I had trouble sleeping last night. Below freezing temperatures arrived early, about 10° below average for this time of year. I couldn’t help but think of those who didn’t have a warm place to stay. Unfortunately the city of Allentown’s Warming Station isn’t ready to open, and won’t be ready to open as planned on November 1. Again. Wouldn’t it be great if the Warming Station (WS) were so well-funded, so well-planned, and so well-prepared that it could have opened early in response to this cold snap?
Why isn’t it…
…well-funded? Actually, I’d say none of the agencies, organizations or churches that work with those who are homeless and poor has enough money to do what they need to do, much less to take on another project. The Lehigh Conference of Churches’ Board decided they could not manage the WS this year because of a significant funding shortfall. No one else came forward to manage it, probably because they don’t have enough funding for their current needs either. Everybody is scrambling for funding these days. Still they make do as best as they can.
Why isn’t it…
…. well-planned? The Conference of Churches’ decision came late in August, so the City had to scramble to find a manager for the WS. Kudos to Mayor Pawlowski who recruited someone with considerable experience and expertise to manage the facility. But between the lengthy contracting process (which necessitates waiting to reveal the new manager’s name) and the inexplicable delay in maintenance and repairs to the WS itself, the current estimate is they’ll open by November 8 – an improvement over the initial projected date of November 14.

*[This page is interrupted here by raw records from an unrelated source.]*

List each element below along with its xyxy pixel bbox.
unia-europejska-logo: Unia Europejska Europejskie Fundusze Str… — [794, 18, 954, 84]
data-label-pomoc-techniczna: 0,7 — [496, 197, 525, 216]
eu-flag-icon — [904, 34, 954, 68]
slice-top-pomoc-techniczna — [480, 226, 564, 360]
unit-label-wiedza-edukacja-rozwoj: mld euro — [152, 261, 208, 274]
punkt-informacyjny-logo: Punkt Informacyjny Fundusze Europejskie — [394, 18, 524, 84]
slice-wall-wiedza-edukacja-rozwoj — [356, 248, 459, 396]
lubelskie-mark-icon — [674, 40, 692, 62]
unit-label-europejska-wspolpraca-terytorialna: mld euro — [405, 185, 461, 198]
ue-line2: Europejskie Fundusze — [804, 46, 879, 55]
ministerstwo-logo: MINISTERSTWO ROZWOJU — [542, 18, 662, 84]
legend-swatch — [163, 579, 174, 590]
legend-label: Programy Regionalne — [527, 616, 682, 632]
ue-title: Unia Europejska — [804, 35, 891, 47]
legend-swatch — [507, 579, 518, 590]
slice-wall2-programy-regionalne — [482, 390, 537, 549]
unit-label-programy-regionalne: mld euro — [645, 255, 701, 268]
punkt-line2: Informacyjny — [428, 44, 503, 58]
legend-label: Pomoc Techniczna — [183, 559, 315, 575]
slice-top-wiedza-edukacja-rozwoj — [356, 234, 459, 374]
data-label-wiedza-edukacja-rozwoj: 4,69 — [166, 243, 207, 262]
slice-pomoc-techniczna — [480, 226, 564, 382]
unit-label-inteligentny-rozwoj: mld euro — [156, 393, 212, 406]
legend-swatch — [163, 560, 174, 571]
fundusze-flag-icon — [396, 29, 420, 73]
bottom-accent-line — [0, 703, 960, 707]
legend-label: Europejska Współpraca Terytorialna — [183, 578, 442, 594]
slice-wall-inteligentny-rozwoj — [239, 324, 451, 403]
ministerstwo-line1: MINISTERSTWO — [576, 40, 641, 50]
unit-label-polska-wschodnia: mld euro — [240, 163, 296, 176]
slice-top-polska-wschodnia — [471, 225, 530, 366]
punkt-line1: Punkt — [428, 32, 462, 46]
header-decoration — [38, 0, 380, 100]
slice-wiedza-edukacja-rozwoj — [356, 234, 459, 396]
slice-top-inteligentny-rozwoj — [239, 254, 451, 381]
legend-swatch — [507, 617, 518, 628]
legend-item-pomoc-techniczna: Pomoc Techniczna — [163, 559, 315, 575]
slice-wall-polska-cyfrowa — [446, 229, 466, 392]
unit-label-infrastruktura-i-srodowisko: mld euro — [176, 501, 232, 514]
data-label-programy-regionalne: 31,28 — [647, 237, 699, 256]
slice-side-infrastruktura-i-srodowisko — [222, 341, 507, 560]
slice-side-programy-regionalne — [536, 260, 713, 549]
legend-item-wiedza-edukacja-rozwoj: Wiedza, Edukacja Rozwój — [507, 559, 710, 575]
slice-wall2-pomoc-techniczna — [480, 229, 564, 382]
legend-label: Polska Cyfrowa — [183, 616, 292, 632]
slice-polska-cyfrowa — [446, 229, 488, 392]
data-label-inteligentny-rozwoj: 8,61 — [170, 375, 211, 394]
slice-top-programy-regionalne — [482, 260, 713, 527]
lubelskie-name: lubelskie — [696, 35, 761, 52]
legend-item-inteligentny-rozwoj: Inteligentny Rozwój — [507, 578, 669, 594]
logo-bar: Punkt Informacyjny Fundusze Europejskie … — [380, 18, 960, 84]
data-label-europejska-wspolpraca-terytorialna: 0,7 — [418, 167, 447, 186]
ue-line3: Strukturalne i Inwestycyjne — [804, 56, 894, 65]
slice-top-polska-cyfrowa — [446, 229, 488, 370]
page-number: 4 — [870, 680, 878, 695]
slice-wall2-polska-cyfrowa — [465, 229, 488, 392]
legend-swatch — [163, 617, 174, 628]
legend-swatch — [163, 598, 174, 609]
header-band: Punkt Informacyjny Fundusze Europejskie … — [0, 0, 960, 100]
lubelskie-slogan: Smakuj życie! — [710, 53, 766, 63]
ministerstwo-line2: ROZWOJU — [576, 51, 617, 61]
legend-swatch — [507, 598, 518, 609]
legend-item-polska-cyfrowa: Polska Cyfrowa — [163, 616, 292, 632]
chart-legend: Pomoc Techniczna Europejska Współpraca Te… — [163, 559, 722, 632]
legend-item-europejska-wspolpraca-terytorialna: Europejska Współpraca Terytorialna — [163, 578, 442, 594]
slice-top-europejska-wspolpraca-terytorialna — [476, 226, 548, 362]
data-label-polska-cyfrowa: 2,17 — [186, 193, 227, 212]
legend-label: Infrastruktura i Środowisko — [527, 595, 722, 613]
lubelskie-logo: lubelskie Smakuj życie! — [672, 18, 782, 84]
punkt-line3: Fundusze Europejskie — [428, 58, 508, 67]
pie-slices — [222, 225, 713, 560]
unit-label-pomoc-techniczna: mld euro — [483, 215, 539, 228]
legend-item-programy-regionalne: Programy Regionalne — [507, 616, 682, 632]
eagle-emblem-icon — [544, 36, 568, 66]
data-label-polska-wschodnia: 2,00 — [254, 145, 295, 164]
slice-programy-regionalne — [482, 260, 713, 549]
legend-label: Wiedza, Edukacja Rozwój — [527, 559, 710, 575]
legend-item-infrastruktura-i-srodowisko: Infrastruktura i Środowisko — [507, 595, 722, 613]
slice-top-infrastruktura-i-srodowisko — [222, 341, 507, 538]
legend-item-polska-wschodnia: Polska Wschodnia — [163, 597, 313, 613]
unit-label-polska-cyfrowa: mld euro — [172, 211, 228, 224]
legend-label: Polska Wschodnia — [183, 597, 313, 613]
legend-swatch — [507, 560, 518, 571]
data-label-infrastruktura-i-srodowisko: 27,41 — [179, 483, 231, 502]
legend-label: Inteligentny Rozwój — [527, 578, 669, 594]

However, with the frigid weather upon us, Zion’s Church elders and deacons once again decided to provide a “stopgap” warming station beginning November 1. So now we’re scrambling to find funds to pay for additional staff, at the same time as we’re scrambling for funds to get our breakfast ministry to the homeless up and running. But of course, somehow we also will make do.
Why isn’t it…
…. well-prepared? In some significant ways we are better prepared than last year. Some of last year’s problems, like storage for personal belongings at the WS, and plans for sheltering during a snow emergency, have been addressed. Also, this year the Coordinating Committee has an active role in providing support, sharing ideas and wisdom, and pooling resources to strengthen our work with those who are homeless as we enter the warming shelter season.
But everyone on the Committee has added these bi-monthly meetings to their already too-full schedules and have gone “above and beyond the call of duty” as caseworkers, nurses, program administrators, clergy, etc. Somehow it will come together, but Corinne Feldman’s question to the community last winter still hangs in the air: “Who’s responsible?”
Maybe I’m idealistic to believe we shouldn’t have to scramble at so many levels to provide these basic human services to people in need. But then I realize: we have become like those we serve, who also have to scramble every day to survive and make do with so much less than they need.
So we’ll keep scrambling, and we’ll make do. I just hope that is enough in this coming winter season.